The good of persons and the good of the climate

Micah Meadowcroft reviews The Rise of Ecofascism: Climate Change and the Far Right by Sam Moore and Alex Roberts:

[W]hen it comes to environmental activism, serious leftists find themselves in a bit of a bind. “Climate justice” looks a lot like globalist greenwashing. Meanwhile, environmentalism and ecological thinking have a long, if occasionally sordid, pedigree on the right, more so probably than the left. The right, in its particularism and recognition of difference, sees the relationship between the environment and the person, and in seeking to preserve a mode of life naturally seeks the conservation of place. The left, in its commitment to liberating humanity from all inequalities, seeks to flatten distinctions, and especially in the Marxist vein has historically seen the formation of mass industrialized society and all its environmental consequences as a step in the synthetic march to a classless future where, without the crucial intervention of Christ’s kingship, Every valley shall be exalted, and every mountain and hill shall be made low

This is a flattening that closely resembles the reduction of humanity to homo economicus and aspirations to global governance that characterize what leftists prefer to call “neoliberalism.” This “capitalist” world order, like the left, also focuses on a planetary scale, and thus on climate and carbon and temperature (that is, I think, the accurate direction of causality in both cases), while playing a cups and ball game with unsustainable and degrading industrial practices. In their honesty Moore and Roberts recognize that similarity, and why those on the right might find it more than a little suggestive. …

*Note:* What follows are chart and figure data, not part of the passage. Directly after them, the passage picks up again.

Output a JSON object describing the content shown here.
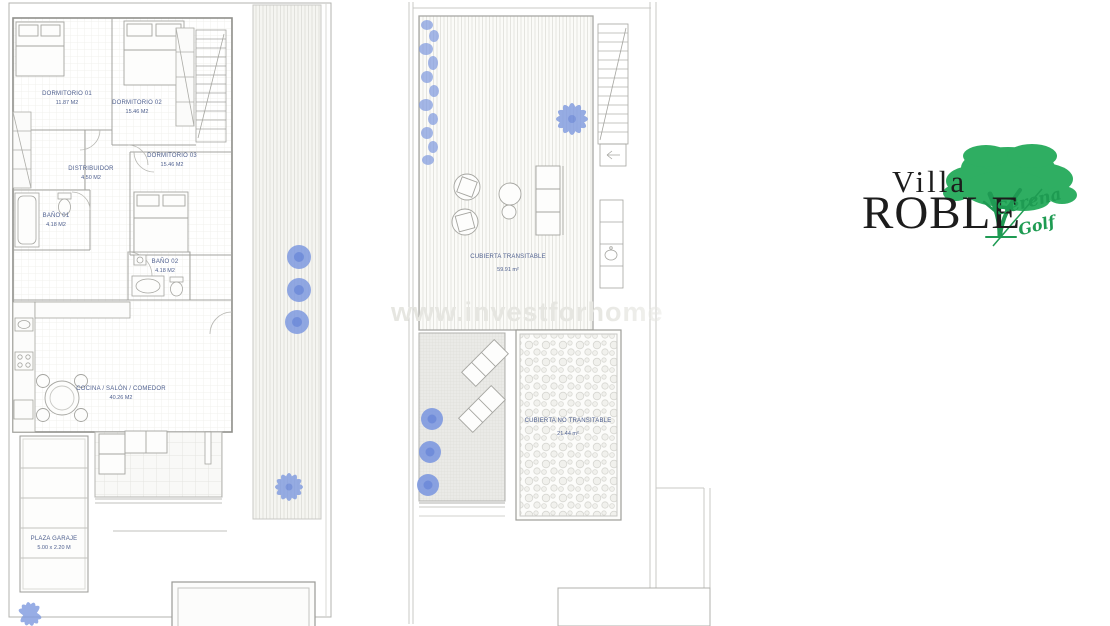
{
  "watermark": {
    "text": "www.investforhome"
  },
  "logo": {
    "villa": "Villa",
    "roble": "ROBLE",
    "serena": "Serena",
    "golf": "Golf"
  },
  "ground_floor": {
    "dormitorio1": {
      "name": "DORMITORIO 01",
      "area": "11.87 M2"
    },
    "dormitorio2": {
      "name": "DORMITORIO 02",
      "area": "15.46 M2"
    },
    "dormitorio3": {
      "name": "DORMITORIO 03",
      "area": "15.46 M2"
    },
    "distribuidor": {
      "name": "DISTRIBUIDOR",
      "area": "4.50 M2"
    },
    "bano1": {
      "name": "BAÑO 01",
      "area": "4.18 M2"
    },
    "bano2": {
      "name": "BAÑO 02",
      "area": "4.18 M2"
    },
    "cocina": {
      "name": "COCINA / SALÓN / COMEDOR",
      "area": "40.26 M2"
    },
    "garaje": {
      "name": "PLAZA GARAJE",
      "area": "5.00 x 2.20 M"
    }
  },
  "roof": {
    "transitable": {
      "name": "CUBIERTA TRANSITABLE",
      "area": "59.91 m²"
    },
    "no_transitable": {
      "name": "CUBIERTA NO TRANSITABLE",
      "area": "21.44 m²"
    }
  },
  "colors": {
    "plant_blue": "#7e99df",
    "plant_blue_dark": "#5f7fd6",
    "label_blue": "#4e5f8e",
    "logo_green": "#2fae62",
    "script_green": "#1e9b52"
  }
}
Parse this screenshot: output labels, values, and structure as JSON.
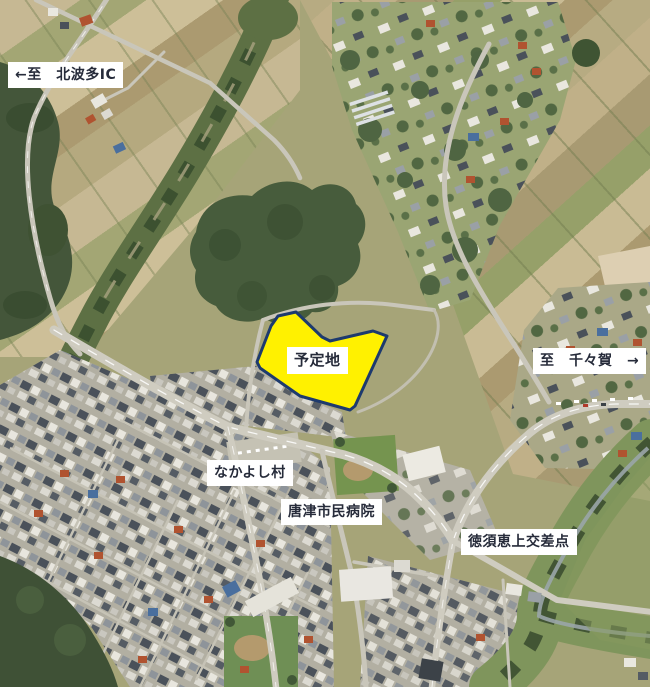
{
  "map": {
    "kind": "annotated-aerial-photo",
    "labels": {
      "kitahata": "←至　北波多IC",
      "site": "予定地",
      "chichiga": "至　千々賀　→",
      "nakayoshi": "なかよし村",
      "hospital": "唐津市民病院",
      "intersection": "徳須恵上交差点"
    },
    "colors": {
      "site_fill": "#FFF100",
      "site_border": "#1D3A6E",
      "label_bg": "#FFFFFF",
      "label_text": "#262B3A"
    }
  }
}
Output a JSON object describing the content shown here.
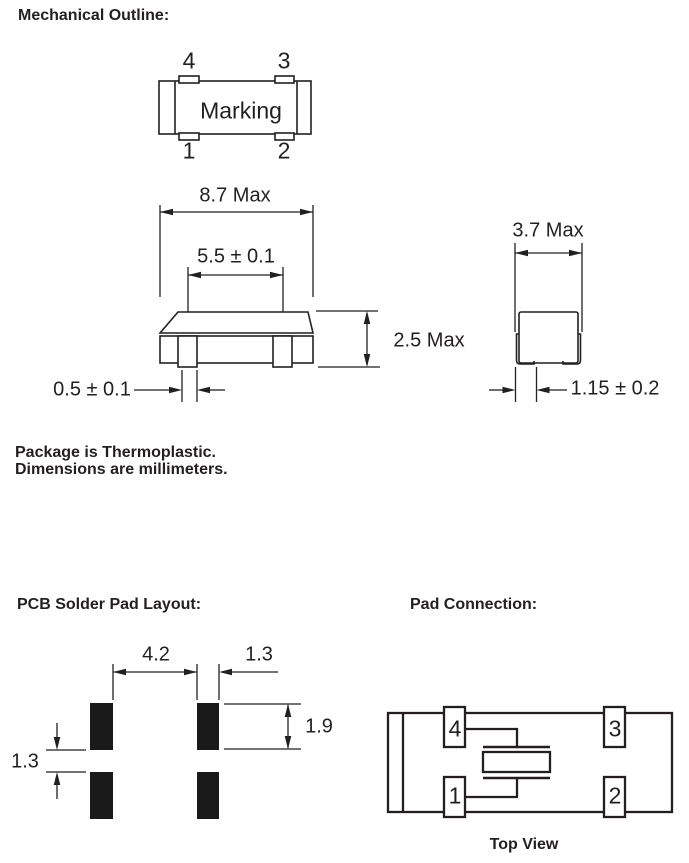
{
  "headings": {
    "mechanical": "Mechanical Outline:",
    "pcb_layout": "PCB Solder Pad Layout:",
    "pad_connection": "Pad Connection:",
    "top_view_caption": "Top View"
  },
  "notes": {
    "line1": "Package is Thermoplastic.",
    "line2": "Dimensions are millimeters."
  },
  "package_top_view": {
    "marking": "Marking",
    "pin_top_left": "4",
    "pin_top_right": "3",
    "pin_bottom_left": "1",
    "pin_bottom_right": "2"
  },
  "front_view_dims": {
    "overall_width": "8.7 Max",
    "lid_width": "5.5 ± 0.1",
    "overall_height": "2.5 Max",
    "lead_width": "0.5 ± 0.1"
  },
  "side_view_dims": {
    "overall_depth": "3.7 Max",
    "pad_depth": "1.15 ± 0.2"
  },
  "pcb_pad_dims": {
    "horizontal_gap": "4.2",
    "pad_width": "1.3",
    "pad_height": "1.9",
    "vertical_gap": "1.3"
  },
  "pad_connection_pins": {
    "pin_top_left": "4",
    "pin_top_right": "3",
    "pin_bottom_left": "1",
    "pin_bottom_right": "2"
  },
  "colors": {
    "ink": "#231f20",
    "background": "#ffffff",
    "pcb_pad_fill": "#1a1a1a"
  }
}
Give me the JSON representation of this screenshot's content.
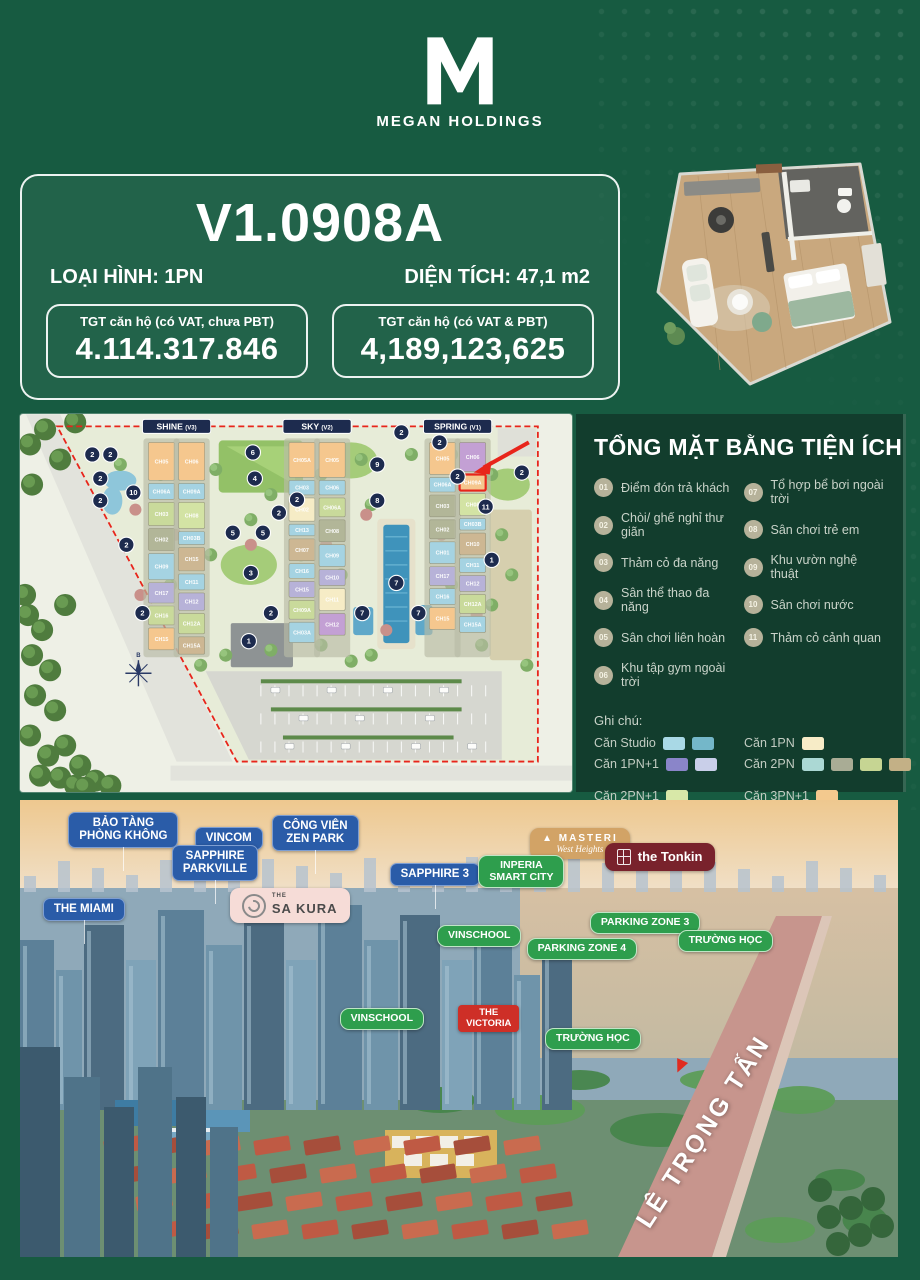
{
  "theme": {
    "page_bg": "#175b41",
    "panel_bg": "#123d2d",
    "accent_red": "#e8251b",
    "navy": "#1d2b4e"
  },
  "header": {
    "logo_letter": "M",
    "brand": "MEGAN HOLDINGS"
  },
  "unit_card": {
    "code": "V1.0908A",
    "type_label": "LOẠI HÌNH: 1PN",
    "area_label": "DIỆN TÍCH: 47,1 m2",
    "price_boxes": [
      {
        "label": "TGT căn hộ (có VAT, chưa PBT)",
        "value": "4.114.317.846"
      },
      {
        "label": "TGT căn hộ (có VAT & PBT)",
        "value": "4,189,123,625"
      }
    ]
  },
  "amenities": {
    "title": "TỔNG MẶT BẰNG TIỆN ÍCH",
    "items": [
      {
        "num": "01",
        "label": "Điểm đón trả khách"
      },
      {
        "num": "02",
        "label": "Chòi/ ghế nghỉ thư giãn"
      },
      {
        "num": "03",
        "label": "Thảm cỏ đa năng"
      },
      {
        "num": "04",
        "label": "Sân thể thao đa năng"
      },
      {
        "num": "05",
        "label": "Sân chơi liên hoàn"
      },
      {
        "num": "06",
        "label": "Khu tập gym ngoài trời"
      },
      {
        "num": "07",
        "label": "Tổ hợp bể bơi ngoài trời"
      },
      {
        "num": "08",
        "label": "Sân chơi trẻ em"
      },
      {
        "num": "09",
        "label": "Khu vườn nghệ thuật"
      },
      {
        "num": "10",
        "label": "Sân chơi nước"
      },
      {
        "num": "11",
        "label": "Thảm cỏ cảnh quan"
      }
    ],
    "legend_title": "Ghi chú:",
    "legend": [
      {
        "label": "Căn Studio",
        "swatches": [
          "#a9d9e6",
          "#74b7c9"
        ]
      },
      {
        "label": "Căn 1PN",
        "swatches": [
          "#f7ecc7"
        ]
      },
      {
        "label": "Căn 1PN+1",
        "swatches": [
          "#8a85c9",
          "#c9cfe9"
        ]
      },
      {
        "label": "Căn 2PN",
        "swatches": [
          "#abd8d4",
          "#a9ac95",
          "#c6d593",
          "#c3b086"
        ]
      },
      {
        "label": "Căn 2PN+1",
        "swatches": [
          "#d8e8a8"
        ],
        "gap": true
      },
      {
        "label": "Căn 3PN+1",
        "swatches": [
          "#f3c98e"
        ],
        "gap": true
      },
      {
        "label": "Căn 3 PN",
        "swatches": [
          "#d6abd9"
        ]
      },
      {
        "label": "Diện tích hầm để xe",
        "swatches": [],
        "dashed": true
      }
    ]
  },
  "site_map": {
    "colors": {
      "orange": "#f5c78e",
      "blue": "#a5d3e2",
      "green": "#c9da9b",
      "sage": "#b2b698",
      "cream": "#f6ecc6",
      "lav": "#b7b2d8",
      "purple": "#c3a0d4",
      "tan": "#cdb793",
      "ltgreen": "#d3e3a4"
    },
    "highlight_unit": "CH09A",
    "groups": [
      {
        "name": "SHINE",
        "tag": "(V3)",
        "badge_x": 156,
        "strips": [
          {
            "x": 128,
            "blocks": [
              [
                "CH05",
                "orange",
                26
              ],
              [
                "CH06A",
                "blue",
                11
              ],
              [
                "CH03",
                "green",
                16
              ],
              [
                "CH02",
                "sage",
                15
              ],
              [
                "CH09",
                "blue",
                18
              ],
              [
                "CH17",
                "lav",
                14
              ],
              [
                "CH16",
                "green",
                13
              ],
              [
                "CH15",
                "orange",
                15
              ]
            ]
          },
          {
            "x": 158,
            "blocks": [
              [
                "CH06",
                "orange",
                26
              ],
              [
                "CH09A",
                "blue",
                11
              ],
              [
                "CH08",
                "ltgreen",
                18
              ],
              [
                "CH03B",
                "blue",
                9
              ],
              [
                "CH15",
                "tan",
                16
              ],
              [
                "CH11",
                "blue",
                11
              ],
              [
                "CH12",
                "lav",
                12
              ],
              [
                "CH12A",
                "green",
                14
              ],
              [
                "CH15A",
                "tan",
                12
              ]
            ]
          }
        ]
      },
      {
        "name": "SKY",
        "tag": "(V2)",
        "badge_x": 296,
        "strips": [
          {
            "x": 268,
            "blocks": [
              [
                "CH05A",
                "orange",
                24
              ],
              [
                "CH03",
                "blue",
                10
              ],
              [
                "CH02",
                "cream",
                16
              ],
              [
                "CH13",
                "blue",
                8
              ],
              [
                "CH07",
                "tan",
                15
              ],
              [
                "CH16",
                "blue",
                10
              ],
              [
                "CH15",
                "lav",
                11
              ],
              [
                "CH09A",
                "green",
                13
              ],
              [
                "CH03A",
                "blue",
                14
              ]
            ]
          },
          {
            "x": 298,
            "blocks": [
              [
                "CH05",
                "orange",
                24
              ],
              [
                "CH06",
                "blue",
                10
              ],
              [
                "CH06A",
                "green",
                13
              ],
              [
                "CH08",
                "sage",
                15
              ],
              [
                "CH09",
                "blue",
                15
              ],
              [
                "CH10",
                "lav",
                11
              ],
              [
                "CH11",
                "cream",
                15
              ],
              [
                "CH12",
                "purple",
                15
              ]
            ]
          }
        ]
      },
      {
        "name": "SPRING",
        "tag": "(V1)",
        "badge_x": 436,
        "strips": [
          {
            "x": 408,
            "blocks": [
              [
                "CH05",
                "orange",
                22
              ],
              [
                "CH06A",
                "blue",
                10
              ],
              [
                "CH03",
                "sage",
                15
              ],
              [
                "CH02",
                "sage",
                13
              ],
              [
                "CH01",
                "blue",
                15
              ],
              [
                "CH17",
                "lav",
                13
              ],
              [
                "CH16",
                "blue",
                11
              ],
              [
                "CH15",
                "orange",
                15
              ]
            ]
          },
          {
            "x": 438,
            "blocks": [
              [
                "CH06",
                "purple",
                20
              ],
              [
                "CH09A",
                "orange",
                11,
                "highlight"
              ],
              [
                "CH08",
                "ltgreen",
                15
              ],
              [
                "CH03B",
                "blue",
                8
              ],
              [
                "CH10",
                "tan",
                15
              ],
              [
                "CH11",
                "blue",
                10
              ],
              [
                "CH12",
                "lav",
                11
              ],
              [
                "CH12A",
                "green",
                13
              ],
              [
                "CH15A",
                "blue",
                11
              ]
            ]
          }
        ]
      }
    ],
    "markers": [
      [
        2,
        72,
        40
      ],
      [
        2,
        90,
        40
      ],
      [
        2,
        80,
        64
      ],
      [
        2,
        80,
        86
      ],
      [
        10,
        113,
        78
      ],
      [
        2,
        106,
        130
      ],
      [
        2,
        122,
        198
      ],
      [
        6,
        232,
        38
      ],
      [
        4,
        234,
        64
      ],
      [
        5,
        212,
        118
      ],
      [
        5,
        242,
        118
      ],
      [
        2,
        258,
        98
      ],
      [
        3,
        230,
        158
      ],
      [
        2,
        250,
        198
      ],
      [
        1,
        228,
        226
      ],
      [
        2,
        276,
        85
      ],
      [
        9,
        356,
        50
      ],
      [
        8,
        356,
        86
      ],
      [
        2,
        380,
        18
      ],
      [
        7,
        375,
        168
      ],
      [
        7,
        341,
        198
      ],
      [
        7,
        397,
        198
      ],
      [
        2,
        418,
        28
      ],
      [
        2,
        436,
        62
      ],
      [
        11,
        464,
        92
      ],
      [
        1,
        470,
        145
      ],
      [
        2,
        500,
        58
      ]
    ]
  },
  "aerial": {
    "labels": [
      {
        "id": "bao-tang-phong-khong",
        "style": "blue",
        "lines": [
          "BẢO TÀNG",
          "PHÒNG KHÔNG"
        ],
        "x": 5.5,
        "y": 2.6
      },
      {
        "id": "vincom",
        "style": "blue",
        "lines": [
          "VINCOM"
        ],
        "x": 19.9,
        "y": 5.9
      },
      {
        "id": "cong-vien-zen-park",
        "style": "blue",
        "lines": [
          "CÔNG VIÊN",
          "ZEN PARK"
        ],
        "x": 28.7,
        "y": 3.3
      },
      {
        "id": "sapphire-parkville",
        "style": "blue",
        "lines": [
          "SAPPHIRE",
          "PARKVILLE"
        ],
        "x": 17.3,
        "y": 9.8
      },
      {
        "id": "sapphire-3",
        "style": "blue",
        "lines": [
          "SAPPHIRE 3"
        ],
        "x": 42.1,
        "y": 13.8
      },
      {
        "id": "the-miami",
        "style": "blue",
        "lines": [
          "THE MIAMI"
        ],
        "x": 2.6,
        "y": 21.4
      },
      {
        "id": "the-sakura",
        "style": "pink",
        "lines": [
          "THE",
          "SA KURA"
        ],
        "x": 23.9,
        "y": 19.3
      },
      {
        "id": "masteri-west-heights",
        "style": "tan",
        "lines": [
          "MASTERI",
          "West Heights"
        ],
        "x": 58.1,
        "y": 6.1
      },
      {
        "id": "the-tonkin",
        "style": "darkred",
        "lines": [
          "the Tonkin"
        ],
        "x": 66.6,
        "y": 9.4
      },
      {
        "id": "inperia-smart-city",
        "style": "green",
        "lines": [
          "INPERIA",
          "SMART CITY"
        ],
        "x": 52.2,
        "y": 12.0
      },
      {
        "id": "parking-zone-3",
        "style": "green",
        "lines": [
          "PARKING ZONE 3"
        ],
        "x": 64.9,
        "y": 24.5
      },
      {
        "id": "truong-hoc-1",
        "style": "green",
        "lines": [
          "TRƯỜNG HỌC"
        ],
        "x": 74.9,
        "y": 28.4
      },
      {
        "id": "parking-zone-4",
        "style": "green",
        "lines": [
          "PARKING ZONE 4"
        ],
        "x": 57.7,
        "y": 30.2
      },
      {
        "id": "vinschool-1",
        "style": "green",
        "lines": [
          "VINSCHOOL"
        ],
        "x": 47.5,
        "y": 27.4
      },
      {
        "id": "vinschool-2",
        "style": "green",
        "lines": [
          "VINSCHOOL"
        ],
        "x": 36.4,
        "y": 45.5
      },
      {
        "id": "the-victoria",
        "style": "red",
        "lines": [
          "THE",
          "VICTORIA"
        ],
        "x": 49.9,
        "y": 44.9
      },
      {
        "id": "truong-hoc-2",
        "style": "green",
        "lines": [
          "TRƯỜNG HỌC"
        ],
        "x": 59.8,
        "y": 49.9
      }
    ],
    "road_label": "LÊ TRỌNG TẤN"
  }
}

Yes, the right’s attempts to answer the problems of ecological disorder will not be the left’s, for they will not be global in scope. We, like Moore and Roberts, “acknowledge — as many in the climate movement have argued for years — that much of the struggle needs to be over the conditions of adaptation. Indeed, politics is a rather more responsive system than the climate.” But being on the right, and American, I consider these environmental concerns in relation to America and the American continent. Being on the left, and Brits, in a backwater with limited self-determination in our current global order, Moore and Roberts consider environmental concerns in international and post-national terms. “Whatever forms of parochialism are brought against it, the climate crisis remains determinedly planetary in scope,” they write. “Solidarity within, at and across borders is therefore essential.” This solidarity “is an attempt to overcome the split from which governance derives its power. Governance masks prior unity.” 

This presumed pale-blue-dot human unity divorced from reference to the imago Dei, humanity’s equality as creature, gets at the heart of an anthropological divide vital to all political questions. 

A politics of the concrete and particular always wins over a politics of the abstract and ambiguous.